Kuzey Kürdistan’da ve Türkiye’de Kürd halkına karşı uygulanan vahşet ve zorbalıklar karşısında adeta ciddi bir çaresizlik ve tıkanmışlığı yaşamakta olan Kürdistani parti ve örgütler gelinen bu aşamada bırakalım mazlum Kürd halkına umut vermeyi kendi kadro ve sempatizanları arasında bile önemli bir yorgunluk, bezginlik ve bıkkınlık yaşamaktadır.

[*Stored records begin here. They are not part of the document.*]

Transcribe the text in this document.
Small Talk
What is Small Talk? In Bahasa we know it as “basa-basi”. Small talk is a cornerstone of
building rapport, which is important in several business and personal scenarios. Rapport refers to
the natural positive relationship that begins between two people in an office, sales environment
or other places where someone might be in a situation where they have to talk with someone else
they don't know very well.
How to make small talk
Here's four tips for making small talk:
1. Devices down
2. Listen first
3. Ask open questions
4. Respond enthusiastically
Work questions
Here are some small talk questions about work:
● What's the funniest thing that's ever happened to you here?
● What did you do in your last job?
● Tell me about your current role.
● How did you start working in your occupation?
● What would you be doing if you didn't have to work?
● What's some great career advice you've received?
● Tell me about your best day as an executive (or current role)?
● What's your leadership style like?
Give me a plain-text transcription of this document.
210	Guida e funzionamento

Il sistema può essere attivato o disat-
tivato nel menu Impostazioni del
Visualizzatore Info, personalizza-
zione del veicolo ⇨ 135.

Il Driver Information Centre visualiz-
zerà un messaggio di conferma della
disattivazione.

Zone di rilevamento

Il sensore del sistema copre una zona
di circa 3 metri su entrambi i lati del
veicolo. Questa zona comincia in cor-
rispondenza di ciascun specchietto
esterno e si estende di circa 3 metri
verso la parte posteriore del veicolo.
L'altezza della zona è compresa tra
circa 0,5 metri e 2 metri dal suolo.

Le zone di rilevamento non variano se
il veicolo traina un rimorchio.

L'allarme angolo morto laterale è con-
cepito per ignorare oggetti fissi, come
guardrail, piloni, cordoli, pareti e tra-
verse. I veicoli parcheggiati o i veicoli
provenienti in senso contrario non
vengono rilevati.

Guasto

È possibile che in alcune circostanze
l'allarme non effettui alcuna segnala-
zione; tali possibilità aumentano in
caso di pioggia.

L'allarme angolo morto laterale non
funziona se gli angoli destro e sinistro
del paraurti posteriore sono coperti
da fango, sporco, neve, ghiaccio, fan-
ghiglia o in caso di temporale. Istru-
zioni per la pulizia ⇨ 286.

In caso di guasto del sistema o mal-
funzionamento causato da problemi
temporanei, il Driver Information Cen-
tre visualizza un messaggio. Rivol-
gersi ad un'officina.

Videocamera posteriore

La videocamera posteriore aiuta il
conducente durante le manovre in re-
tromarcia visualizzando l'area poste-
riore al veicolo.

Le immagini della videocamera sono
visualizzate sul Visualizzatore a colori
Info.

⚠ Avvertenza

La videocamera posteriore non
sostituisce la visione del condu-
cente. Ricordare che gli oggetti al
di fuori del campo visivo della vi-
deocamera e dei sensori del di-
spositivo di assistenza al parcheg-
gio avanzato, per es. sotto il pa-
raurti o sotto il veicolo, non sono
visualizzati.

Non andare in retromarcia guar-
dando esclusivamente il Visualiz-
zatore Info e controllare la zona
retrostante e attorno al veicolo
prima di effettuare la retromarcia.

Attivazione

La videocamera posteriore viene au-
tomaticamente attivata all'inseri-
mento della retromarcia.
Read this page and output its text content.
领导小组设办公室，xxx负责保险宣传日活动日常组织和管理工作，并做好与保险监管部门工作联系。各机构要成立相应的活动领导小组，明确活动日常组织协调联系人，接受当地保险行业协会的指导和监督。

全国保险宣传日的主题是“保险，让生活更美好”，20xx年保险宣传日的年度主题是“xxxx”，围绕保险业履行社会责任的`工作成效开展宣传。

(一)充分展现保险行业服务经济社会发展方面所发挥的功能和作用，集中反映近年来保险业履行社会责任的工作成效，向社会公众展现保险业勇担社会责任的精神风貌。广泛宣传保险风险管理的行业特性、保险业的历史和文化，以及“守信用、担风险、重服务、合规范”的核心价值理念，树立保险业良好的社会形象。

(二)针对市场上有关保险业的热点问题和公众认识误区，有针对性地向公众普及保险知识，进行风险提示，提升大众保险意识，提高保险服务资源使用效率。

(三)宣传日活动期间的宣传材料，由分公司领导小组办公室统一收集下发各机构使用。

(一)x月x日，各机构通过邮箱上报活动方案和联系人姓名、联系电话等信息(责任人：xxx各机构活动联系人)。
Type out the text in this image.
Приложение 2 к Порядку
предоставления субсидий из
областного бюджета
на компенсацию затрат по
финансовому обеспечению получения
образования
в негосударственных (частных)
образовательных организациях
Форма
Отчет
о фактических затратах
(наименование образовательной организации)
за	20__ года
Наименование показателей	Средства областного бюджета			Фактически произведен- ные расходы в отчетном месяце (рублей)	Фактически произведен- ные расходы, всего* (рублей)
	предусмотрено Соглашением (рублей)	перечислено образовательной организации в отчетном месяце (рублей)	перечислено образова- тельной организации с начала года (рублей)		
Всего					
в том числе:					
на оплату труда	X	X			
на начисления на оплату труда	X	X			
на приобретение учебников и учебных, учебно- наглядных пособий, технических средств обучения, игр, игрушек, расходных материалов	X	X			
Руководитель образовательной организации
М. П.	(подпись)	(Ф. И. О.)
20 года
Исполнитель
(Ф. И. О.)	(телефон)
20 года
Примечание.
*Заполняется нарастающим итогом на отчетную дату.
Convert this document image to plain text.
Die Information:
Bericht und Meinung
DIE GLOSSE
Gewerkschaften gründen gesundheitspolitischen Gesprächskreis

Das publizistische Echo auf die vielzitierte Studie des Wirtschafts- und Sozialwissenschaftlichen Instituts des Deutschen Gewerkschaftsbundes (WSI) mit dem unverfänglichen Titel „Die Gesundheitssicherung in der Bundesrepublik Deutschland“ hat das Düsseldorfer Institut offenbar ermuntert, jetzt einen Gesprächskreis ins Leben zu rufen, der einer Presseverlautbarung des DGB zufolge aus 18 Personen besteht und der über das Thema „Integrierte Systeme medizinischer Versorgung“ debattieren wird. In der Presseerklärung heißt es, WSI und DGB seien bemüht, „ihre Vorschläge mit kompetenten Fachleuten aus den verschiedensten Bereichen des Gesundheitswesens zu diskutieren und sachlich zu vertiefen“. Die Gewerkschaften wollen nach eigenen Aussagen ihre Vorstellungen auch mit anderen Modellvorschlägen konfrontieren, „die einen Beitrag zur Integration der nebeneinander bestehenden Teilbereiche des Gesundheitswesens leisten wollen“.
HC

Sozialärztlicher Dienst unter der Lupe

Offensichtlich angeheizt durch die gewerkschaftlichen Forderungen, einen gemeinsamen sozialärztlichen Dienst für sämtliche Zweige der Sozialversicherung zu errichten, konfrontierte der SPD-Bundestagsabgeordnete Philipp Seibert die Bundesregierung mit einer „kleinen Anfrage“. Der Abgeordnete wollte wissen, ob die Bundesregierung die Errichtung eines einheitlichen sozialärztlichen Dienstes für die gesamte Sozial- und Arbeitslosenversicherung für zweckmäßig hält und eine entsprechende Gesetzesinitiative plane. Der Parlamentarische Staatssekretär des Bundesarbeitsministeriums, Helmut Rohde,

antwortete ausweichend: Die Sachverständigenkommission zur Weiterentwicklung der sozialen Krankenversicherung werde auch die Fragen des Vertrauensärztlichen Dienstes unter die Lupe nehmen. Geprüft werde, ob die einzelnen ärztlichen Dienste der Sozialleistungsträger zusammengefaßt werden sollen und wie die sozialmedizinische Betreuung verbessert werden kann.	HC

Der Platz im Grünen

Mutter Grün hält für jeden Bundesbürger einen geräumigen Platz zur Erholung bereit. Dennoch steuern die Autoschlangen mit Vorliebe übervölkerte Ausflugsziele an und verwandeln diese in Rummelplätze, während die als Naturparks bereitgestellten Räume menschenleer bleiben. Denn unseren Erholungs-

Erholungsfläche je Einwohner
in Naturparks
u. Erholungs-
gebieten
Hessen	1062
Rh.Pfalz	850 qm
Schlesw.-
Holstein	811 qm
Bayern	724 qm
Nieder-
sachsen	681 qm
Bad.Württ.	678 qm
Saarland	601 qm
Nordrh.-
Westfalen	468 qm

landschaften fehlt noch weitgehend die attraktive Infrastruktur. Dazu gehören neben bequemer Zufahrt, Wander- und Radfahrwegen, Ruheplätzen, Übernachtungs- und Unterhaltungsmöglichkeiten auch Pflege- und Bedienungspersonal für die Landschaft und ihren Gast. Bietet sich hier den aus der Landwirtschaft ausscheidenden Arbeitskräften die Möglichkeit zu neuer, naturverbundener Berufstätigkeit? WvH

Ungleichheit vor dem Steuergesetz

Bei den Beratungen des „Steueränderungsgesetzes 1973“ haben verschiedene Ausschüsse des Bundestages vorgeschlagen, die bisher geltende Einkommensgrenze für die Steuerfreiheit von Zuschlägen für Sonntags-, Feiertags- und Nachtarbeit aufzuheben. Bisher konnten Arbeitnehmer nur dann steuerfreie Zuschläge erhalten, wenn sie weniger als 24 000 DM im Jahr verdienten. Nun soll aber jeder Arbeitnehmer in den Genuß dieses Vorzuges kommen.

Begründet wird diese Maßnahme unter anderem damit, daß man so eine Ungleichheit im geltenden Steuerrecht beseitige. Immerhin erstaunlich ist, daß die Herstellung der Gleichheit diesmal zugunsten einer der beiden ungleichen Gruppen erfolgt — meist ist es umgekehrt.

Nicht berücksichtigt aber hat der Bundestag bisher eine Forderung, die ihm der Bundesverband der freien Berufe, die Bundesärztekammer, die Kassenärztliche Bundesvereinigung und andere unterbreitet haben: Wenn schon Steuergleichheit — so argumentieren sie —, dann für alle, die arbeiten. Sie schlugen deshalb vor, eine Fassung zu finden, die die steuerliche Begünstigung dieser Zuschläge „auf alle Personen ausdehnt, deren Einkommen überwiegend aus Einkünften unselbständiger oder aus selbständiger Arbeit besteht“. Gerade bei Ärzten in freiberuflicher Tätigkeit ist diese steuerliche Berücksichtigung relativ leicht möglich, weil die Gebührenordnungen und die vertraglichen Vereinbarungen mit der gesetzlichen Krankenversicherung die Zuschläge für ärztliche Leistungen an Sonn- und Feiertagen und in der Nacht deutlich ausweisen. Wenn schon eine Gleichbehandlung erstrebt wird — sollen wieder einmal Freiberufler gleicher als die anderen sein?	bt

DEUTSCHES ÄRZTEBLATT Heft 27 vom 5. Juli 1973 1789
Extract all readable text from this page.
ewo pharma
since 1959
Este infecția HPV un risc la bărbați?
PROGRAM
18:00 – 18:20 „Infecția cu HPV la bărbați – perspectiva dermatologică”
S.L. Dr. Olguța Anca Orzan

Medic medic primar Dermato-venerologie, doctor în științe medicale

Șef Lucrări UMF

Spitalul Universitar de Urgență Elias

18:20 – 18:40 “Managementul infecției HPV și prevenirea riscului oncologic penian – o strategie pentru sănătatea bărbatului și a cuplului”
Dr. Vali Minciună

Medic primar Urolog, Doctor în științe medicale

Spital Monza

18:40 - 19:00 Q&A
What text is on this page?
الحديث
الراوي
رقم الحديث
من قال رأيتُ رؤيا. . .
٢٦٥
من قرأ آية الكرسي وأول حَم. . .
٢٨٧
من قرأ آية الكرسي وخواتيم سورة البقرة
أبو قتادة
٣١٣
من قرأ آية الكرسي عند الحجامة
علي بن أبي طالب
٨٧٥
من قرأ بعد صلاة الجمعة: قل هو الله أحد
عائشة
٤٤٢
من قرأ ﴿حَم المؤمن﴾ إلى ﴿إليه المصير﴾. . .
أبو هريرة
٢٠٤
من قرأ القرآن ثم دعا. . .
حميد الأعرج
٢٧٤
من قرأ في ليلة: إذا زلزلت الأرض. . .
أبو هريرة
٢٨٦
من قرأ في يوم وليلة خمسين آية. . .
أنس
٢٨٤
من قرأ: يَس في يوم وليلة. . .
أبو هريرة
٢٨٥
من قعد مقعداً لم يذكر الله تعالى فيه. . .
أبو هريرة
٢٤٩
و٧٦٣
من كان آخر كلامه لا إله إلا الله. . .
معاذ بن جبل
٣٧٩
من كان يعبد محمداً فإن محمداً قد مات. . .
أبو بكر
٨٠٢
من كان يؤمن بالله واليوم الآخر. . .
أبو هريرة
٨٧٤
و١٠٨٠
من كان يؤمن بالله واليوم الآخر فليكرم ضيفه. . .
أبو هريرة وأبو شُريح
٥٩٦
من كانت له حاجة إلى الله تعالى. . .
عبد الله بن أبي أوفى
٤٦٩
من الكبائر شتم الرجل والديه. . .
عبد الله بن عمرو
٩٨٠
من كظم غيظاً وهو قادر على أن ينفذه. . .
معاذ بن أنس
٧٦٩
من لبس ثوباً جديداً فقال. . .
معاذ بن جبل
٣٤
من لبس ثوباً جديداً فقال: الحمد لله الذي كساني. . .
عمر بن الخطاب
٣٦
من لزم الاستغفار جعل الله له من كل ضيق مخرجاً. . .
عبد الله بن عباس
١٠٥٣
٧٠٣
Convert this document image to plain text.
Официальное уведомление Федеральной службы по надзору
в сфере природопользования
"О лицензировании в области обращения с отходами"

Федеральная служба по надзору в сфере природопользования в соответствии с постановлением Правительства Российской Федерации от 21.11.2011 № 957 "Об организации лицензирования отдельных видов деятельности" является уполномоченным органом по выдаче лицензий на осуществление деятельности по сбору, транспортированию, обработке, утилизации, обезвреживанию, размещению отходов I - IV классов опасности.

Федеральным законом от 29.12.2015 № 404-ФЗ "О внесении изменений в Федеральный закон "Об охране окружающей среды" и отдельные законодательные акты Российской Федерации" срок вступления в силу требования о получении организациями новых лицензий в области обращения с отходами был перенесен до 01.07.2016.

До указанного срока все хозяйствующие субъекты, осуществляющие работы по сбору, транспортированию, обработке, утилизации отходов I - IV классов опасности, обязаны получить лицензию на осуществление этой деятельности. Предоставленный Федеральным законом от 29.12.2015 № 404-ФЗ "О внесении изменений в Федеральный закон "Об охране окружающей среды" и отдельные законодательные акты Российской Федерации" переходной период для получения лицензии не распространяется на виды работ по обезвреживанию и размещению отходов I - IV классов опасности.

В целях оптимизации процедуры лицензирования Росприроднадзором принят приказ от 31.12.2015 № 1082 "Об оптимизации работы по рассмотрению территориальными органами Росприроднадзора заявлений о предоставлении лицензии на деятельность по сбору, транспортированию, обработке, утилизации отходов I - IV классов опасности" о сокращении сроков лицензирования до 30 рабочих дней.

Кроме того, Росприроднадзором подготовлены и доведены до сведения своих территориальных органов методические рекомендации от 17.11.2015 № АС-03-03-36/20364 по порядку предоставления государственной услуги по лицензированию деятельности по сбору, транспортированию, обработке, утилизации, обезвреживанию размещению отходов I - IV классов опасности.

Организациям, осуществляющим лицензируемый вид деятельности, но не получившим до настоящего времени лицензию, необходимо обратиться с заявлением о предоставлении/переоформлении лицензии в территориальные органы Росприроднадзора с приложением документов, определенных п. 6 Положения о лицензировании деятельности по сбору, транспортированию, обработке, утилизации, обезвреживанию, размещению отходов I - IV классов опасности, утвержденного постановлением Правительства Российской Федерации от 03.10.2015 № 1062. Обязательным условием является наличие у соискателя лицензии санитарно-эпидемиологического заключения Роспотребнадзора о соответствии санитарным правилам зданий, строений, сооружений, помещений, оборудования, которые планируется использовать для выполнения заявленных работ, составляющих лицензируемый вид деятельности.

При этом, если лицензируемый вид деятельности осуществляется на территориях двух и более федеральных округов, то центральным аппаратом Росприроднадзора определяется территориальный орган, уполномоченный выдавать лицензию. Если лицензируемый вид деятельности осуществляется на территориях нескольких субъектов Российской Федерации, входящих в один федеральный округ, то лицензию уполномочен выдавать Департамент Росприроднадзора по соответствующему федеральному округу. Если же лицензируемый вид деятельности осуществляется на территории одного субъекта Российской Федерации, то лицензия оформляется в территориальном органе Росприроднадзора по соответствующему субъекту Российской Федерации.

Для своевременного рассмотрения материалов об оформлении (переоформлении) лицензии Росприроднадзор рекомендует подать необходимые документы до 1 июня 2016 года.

Sömürgeci egemen sistemin mazlum Kürd halkına karşı uyguladığı hukuk ve insanlık dışı uygulamalar karşısında mevcut tıkanıklığı aşacak ön açıcı bir siyaset stratejisi geliştiremeyen ve ayrıca Kürdistani olduklarını söyleyen parti ve örgütler arasında ihtiyaç duyulan milli demokratik bir birliği de henüz yaratamayan bu çevreler kendilerine umut bağlayan geniş halk kitleleri arasında da arzu edilmeyen bir karamsarlığa sebep olmaktadırlar.
Peki yaşanılan bugünkü tıkanıklığın ve çaresizliğin temel sebepleri nelerdir?
Konuya böylesi bir çerçeveden bakacak olursak Kuzey Kürdistan’ı işgal altında tutarak yüzyıllardır Kürd halkına zulmü, katliamları, sürgünleri ve her türlü hukuk ve insanlık dışı muameleyi reva gören ve Kürd halkının var olan değerlerini yok sayıp ayaklar altına alarak asimilasyon politikası uygulayan TC sömürgeci devleti elbette ki bugünkü durumun büyük günahkârı ve suçlanması gereken en önemli tarafıdır.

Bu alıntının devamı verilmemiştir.